Vidauban 28 avril 2026
Anita a voulu déguster une nouvelle fois la cuvée Amphore du champagne Fournaise-Dubois qui est composé de cinq cépages dont Arbane et Petit Meslier en blanc , vinifié en extra brut ( 3 g) et élevé en jarre de terre cuite .
La robe dorée reflète bien sa maturité.
Il est porté par une minéralité dominante, par des agrumes qui le font paraître acidulé ,par une belle vivacité qui n'exclut pas une certaine gourmandise (Serge pense qu'il s'agit d'un brut doseé à plus de 6 g) .
Les bulles sont si fines qu'elles en paraissent caressantes.
En se réchauffant on découvre de la vanille, de la crème de citron , presque de la tarte au citron, du jus de mandarine.
Il est magnifique à l'apéritif , accompagne parfaitement les toasts de truite fumée mais l'accord avec les toasts de foie gras mi-cuit de canard est magistral.
Le Meursault Clerget des années 60 que nous avions déjà goûté et apprécié a un niveau bas (un peu plus de 6 cm).
Il semble trouble.
Je n'arrive pas à extraire le bouchon qui tombe dans la bouteille.
Malheureusement, il est oxydé, complètement déséquilibré avec une très forte acidité et des notes de champignons et de cave désagréables.
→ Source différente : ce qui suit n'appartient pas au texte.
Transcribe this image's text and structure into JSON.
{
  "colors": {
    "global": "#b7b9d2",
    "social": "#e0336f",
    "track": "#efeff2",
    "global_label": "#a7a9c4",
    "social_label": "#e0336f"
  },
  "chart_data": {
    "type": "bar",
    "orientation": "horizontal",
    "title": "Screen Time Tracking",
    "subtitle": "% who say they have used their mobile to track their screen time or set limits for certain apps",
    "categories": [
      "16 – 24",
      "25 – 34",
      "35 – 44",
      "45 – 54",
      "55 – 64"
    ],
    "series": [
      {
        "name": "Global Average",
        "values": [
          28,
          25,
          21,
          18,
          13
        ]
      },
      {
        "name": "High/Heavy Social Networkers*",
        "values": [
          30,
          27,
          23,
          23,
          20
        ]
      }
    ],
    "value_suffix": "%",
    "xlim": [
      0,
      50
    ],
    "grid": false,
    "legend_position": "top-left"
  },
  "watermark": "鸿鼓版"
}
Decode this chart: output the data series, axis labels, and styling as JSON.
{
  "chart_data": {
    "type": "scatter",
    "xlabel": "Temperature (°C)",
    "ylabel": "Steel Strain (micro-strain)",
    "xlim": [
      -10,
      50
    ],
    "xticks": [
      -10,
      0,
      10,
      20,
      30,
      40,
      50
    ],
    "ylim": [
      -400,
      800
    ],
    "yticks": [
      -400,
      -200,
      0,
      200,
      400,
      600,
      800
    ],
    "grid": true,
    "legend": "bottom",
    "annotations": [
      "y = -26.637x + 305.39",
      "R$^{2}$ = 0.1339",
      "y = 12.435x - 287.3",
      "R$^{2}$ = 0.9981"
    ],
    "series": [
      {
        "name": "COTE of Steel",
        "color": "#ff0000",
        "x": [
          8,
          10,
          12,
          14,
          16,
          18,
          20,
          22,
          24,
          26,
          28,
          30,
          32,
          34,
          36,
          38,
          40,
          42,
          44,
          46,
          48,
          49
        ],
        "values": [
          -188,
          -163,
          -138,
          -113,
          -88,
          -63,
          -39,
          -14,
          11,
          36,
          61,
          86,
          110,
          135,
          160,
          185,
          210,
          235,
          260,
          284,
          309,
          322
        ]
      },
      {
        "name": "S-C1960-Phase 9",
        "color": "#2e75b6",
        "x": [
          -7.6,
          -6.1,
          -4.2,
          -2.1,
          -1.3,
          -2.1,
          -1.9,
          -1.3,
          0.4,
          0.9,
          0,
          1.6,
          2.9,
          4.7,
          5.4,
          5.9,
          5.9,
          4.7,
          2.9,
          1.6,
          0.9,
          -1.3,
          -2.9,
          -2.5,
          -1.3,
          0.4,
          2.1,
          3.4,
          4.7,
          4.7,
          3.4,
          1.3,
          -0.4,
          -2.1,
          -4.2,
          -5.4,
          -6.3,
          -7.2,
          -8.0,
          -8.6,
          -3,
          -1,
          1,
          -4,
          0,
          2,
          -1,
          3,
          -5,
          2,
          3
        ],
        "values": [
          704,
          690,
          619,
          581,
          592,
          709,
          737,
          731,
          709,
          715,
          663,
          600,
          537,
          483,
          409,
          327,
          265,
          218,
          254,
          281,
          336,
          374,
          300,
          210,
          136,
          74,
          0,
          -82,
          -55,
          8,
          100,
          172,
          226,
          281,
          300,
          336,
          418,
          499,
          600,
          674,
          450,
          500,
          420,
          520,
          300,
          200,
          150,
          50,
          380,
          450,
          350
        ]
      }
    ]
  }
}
Je n'avais pas remarqué que le Meursault 1982 de rechange que j'avais rafraîchi a été élaboré par Jacques Thévenot .
Je le garde donc pour partager avec Jean-Jacques et Sylviane .
Il me reste un Pouilly Fuissé 1987 du domaine Thorin.
J'ai eu , à plusieurs reprises, l'occasion de goûter sur des chablis et des Sancerre cette année 1987 qui a la réputation d'être très moyenne et j'ai à chaque fois été conquis par la qualité du flacon, confirmant s'il en était besoin, que pour les vins anciens il n'y a ni bonne ni mauvaise année mais uniquement des bonnes ou des mauvaises bouteilles.
Ce Pouilly se présente dans une magnifique robe dorée avec des senteurs bourguignonnes typiques et pleines de charme.
Les flaveurs ne sont pas en reste et il pourrait en imposer pour un très bon Meursault .
Il a beaucoup de générosité et de profondeur, un peu de gras et une épaisseur qui le rendent onctueux.
Il développe aussi des notes butyriques, de fruits blancs (poires), de noisettes grillées et de vanille, associées à une tension encore présente qui le fait paraître très jeune et qui rend son accord la sauce à la crème de la blanquette presque parfait.